Değerli kardeşim, belki kafanı şu durumlar karıştırabilir; Hadislerin çok fazla uydurulduğu ve Allah resulü adına oldukça fazla iftira atıldığı bir dönemin olduğu gerçeği, art niyetli insanların attığı tohumun kalbinde filizlenmesine sebep olabilir. Ve hatta asrımızda birçok kitabında bu uydurma rivayetlerden etkilendiği hususu da aynı şekilde zihinlerde soru işaretine sebep olabilmektedir. 
Bu konuda ki tereddütleri ortadan kaldıracak ciddi çalışmalarının bulunduğu bir tarihin içinde bu denli art niyetli çalışmalar etkisini yitirmiştir. Lakin asrımıza bu birikim taşınmış olsa da insanların o mirasa sahip çıkacak ilmî ve kültürel yeterliliği olmayınca müsteşriklerin ve Ülkemizdeki bizden görünen taşeronların çalışmaları kafaları karıştırmakta etkili olmuştur. 

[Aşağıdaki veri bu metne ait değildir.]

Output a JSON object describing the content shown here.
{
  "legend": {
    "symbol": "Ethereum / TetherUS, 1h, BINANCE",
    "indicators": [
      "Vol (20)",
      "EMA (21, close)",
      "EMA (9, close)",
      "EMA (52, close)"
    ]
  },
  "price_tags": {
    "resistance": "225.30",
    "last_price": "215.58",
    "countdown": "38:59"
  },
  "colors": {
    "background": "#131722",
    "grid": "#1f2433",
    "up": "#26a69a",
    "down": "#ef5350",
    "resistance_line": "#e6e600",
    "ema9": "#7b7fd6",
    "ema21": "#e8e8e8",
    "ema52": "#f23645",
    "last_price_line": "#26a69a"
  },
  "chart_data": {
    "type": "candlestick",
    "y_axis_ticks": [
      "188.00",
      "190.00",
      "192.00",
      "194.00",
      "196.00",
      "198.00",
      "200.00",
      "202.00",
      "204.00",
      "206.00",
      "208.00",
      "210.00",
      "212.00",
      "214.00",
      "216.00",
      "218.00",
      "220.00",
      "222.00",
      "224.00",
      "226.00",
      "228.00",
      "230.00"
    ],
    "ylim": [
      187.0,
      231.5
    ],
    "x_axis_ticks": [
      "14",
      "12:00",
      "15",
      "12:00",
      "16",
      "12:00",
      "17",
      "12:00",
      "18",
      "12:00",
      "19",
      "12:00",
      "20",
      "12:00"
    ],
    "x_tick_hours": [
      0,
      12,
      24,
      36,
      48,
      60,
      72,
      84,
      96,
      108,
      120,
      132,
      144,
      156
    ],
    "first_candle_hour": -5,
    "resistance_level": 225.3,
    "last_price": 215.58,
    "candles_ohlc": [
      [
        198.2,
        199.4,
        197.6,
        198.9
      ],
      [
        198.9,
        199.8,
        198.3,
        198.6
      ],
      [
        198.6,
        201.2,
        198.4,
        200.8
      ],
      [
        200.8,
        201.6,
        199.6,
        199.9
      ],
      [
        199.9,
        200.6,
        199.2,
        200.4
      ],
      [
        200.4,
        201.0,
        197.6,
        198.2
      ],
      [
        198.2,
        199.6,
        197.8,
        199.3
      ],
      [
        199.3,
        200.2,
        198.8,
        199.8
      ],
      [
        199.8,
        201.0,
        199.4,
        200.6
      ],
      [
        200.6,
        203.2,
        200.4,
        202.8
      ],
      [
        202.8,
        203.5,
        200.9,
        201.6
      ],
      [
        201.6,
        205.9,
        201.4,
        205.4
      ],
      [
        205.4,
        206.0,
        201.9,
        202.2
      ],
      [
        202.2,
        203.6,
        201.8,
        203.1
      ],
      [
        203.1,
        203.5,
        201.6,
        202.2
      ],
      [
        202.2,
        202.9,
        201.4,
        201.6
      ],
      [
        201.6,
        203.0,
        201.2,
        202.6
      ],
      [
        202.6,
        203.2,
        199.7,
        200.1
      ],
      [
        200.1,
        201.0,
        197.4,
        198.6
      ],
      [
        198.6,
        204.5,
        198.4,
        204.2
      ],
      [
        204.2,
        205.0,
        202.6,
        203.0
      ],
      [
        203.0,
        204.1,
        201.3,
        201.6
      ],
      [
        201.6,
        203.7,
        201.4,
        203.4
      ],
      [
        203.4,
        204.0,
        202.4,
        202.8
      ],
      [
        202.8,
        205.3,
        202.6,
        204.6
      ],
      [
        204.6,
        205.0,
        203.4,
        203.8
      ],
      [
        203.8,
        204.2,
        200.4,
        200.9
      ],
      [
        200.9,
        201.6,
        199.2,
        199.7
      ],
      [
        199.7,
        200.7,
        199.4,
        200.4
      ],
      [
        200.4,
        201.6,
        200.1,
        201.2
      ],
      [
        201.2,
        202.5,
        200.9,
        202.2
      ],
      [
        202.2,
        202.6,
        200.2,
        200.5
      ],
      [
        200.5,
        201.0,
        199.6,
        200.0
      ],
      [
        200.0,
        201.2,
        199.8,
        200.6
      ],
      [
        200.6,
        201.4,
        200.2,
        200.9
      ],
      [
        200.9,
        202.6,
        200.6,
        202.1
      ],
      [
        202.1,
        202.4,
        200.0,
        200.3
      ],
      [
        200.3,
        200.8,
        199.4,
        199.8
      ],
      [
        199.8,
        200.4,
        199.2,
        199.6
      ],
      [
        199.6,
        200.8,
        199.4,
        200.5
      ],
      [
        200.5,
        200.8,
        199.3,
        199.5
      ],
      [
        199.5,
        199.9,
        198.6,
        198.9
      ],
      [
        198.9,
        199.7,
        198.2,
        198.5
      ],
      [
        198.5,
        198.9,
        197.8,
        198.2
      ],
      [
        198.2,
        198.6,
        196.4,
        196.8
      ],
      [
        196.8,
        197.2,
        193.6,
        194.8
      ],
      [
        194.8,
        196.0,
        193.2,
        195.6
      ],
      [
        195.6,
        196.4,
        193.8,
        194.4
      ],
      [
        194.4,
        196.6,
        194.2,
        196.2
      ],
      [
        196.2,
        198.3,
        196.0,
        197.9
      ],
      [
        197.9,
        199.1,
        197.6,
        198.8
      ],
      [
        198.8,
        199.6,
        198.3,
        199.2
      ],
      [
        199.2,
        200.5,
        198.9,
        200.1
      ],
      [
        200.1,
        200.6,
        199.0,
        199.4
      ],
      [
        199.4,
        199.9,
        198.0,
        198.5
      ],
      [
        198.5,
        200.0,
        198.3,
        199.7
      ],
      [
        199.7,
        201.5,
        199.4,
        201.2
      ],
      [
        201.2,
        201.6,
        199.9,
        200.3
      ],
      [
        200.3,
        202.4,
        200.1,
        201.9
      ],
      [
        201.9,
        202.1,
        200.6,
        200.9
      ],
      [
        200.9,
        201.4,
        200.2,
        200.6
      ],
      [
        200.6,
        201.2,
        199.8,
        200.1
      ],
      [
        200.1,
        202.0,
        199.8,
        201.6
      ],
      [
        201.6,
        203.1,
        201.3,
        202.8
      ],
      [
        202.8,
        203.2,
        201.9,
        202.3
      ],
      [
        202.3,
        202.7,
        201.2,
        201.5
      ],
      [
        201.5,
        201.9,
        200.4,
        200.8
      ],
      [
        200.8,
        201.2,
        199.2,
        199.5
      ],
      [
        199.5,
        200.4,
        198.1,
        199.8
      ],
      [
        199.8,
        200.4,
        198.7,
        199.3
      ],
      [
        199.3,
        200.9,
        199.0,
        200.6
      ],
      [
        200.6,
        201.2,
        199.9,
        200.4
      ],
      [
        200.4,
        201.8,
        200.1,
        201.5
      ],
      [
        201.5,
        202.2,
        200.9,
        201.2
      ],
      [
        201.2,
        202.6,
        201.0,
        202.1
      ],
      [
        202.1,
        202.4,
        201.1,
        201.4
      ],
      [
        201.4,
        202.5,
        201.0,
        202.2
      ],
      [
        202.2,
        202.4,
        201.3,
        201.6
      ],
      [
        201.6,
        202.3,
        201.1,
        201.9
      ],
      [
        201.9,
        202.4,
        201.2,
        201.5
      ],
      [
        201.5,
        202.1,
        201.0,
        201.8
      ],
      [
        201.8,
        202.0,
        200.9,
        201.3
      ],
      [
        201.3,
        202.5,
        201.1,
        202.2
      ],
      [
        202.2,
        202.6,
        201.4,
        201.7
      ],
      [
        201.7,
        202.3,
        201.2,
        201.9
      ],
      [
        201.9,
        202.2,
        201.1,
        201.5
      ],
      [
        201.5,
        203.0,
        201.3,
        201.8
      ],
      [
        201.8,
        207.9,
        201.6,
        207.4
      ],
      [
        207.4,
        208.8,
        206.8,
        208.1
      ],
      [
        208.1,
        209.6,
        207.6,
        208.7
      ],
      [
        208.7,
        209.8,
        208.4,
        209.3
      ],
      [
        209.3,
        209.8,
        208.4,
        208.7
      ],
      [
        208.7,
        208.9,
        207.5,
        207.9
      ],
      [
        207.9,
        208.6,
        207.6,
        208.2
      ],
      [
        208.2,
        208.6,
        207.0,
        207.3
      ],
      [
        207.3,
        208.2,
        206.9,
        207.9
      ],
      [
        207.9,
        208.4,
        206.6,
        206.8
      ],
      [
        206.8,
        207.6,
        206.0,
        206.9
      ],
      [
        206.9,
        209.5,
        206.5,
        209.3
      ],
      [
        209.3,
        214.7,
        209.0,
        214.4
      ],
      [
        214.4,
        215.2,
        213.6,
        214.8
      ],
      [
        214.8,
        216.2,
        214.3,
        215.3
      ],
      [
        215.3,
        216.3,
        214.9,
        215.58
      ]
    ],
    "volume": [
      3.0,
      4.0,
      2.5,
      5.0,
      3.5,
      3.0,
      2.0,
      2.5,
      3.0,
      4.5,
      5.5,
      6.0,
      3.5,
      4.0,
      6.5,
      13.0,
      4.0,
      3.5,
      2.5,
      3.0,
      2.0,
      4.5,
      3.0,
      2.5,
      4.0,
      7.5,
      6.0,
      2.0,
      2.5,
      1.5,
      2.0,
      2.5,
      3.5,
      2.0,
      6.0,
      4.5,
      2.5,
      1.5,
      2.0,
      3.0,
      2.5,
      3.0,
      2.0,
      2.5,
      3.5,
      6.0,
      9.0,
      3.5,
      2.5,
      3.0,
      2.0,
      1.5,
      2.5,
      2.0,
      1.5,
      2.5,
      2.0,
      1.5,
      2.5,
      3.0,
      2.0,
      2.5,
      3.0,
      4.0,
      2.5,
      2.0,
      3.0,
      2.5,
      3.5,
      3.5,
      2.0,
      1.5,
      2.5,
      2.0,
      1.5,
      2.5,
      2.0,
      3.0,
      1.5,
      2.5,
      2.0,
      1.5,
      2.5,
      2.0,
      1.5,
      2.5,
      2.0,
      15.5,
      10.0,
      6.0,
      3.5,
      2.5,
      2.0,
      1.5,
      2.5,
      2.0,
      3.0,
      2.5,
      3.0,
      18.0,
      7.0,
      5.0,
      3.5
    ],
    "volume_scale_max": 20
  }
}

Bu konu ile ilgili daha önce yazdığım “Sünnet Üzerindeki Şüpheler ve Akıl Terazisinde Cevapları” başlıklı makalemde uzunca yer verdiğim için şimdi o konuya girmeden şunu ifade edip hadis inkârcılığından şuanda gelinen noktaya nasıl varıldığını kısaca ifade etmeye çalışacağım. 
Birincisi kardeşim hadis uydurulmasına ilk savaş açmış kimseler, bu gün hadis inkarcılarının kendilerine savaş açtığı hadis alimlerimizdir. Yani bu kimseler daha hadis nedir bilmez iken bu kimselerin itibarlarını zedelemek istedikleri alimler olanca güçleri ve gayretleri ile hadis uyduran kimseler ile mücadele etmiş ve hadisleri bu tarz iftiralardan arındırmışlardır.
İkinci husus ise (Allah onlara rahmet etsin) eğer onlar hadislerin zayıfı, sahihi ve uydurmasını ortaya çıkarmak için bir çalışma yapmamış olsalardı, biz bu gün uydurma hadislerin varlığından da haberdar olamazdık. (Allah onlara rahmet etsin) onlar bu konuda çok kıymetli çalışmalar ortaya koydular ki biz bu gün o çalışmaların oluşturduğu atmosferin etkisi ile hadis, zayıf hadis, uydurma hadis konusunu konuşabilmekteyiz.
Bir başka husus ise günümüzdeki hadislere açılan savaşın ve bunun gölgesindeki çalışmaların ithal çalışmalar olduğu gerçeğidir. 
Bir diğer husus ise; bu gün hadisler üzerinden başlatılan savaş, vahyin kendisine indiği Peygamber Aleyhisselam’a karşı yürütülen bir savaştır. Bu savaşın birinci aşaması hadis üzerinden Peygamber Aleyhissselam iken ikinci aşaması ise Kur’an’ın birçok ayetinin tarihsel olduğunu iddia ederek, Kitabın günümüz ile bağlantısını kesmek ve asrımıza ışık tutmasına engel olmaktır. 
Bu bir projedir, Türkiye’de bunu temsil edenler ise sadece taşerondur. Bu taşeronlara inananlar ise öncesinde kalbinde hastalık olup, Allah’ın kalplerindeki hastalığı artırdığı kimselerdir.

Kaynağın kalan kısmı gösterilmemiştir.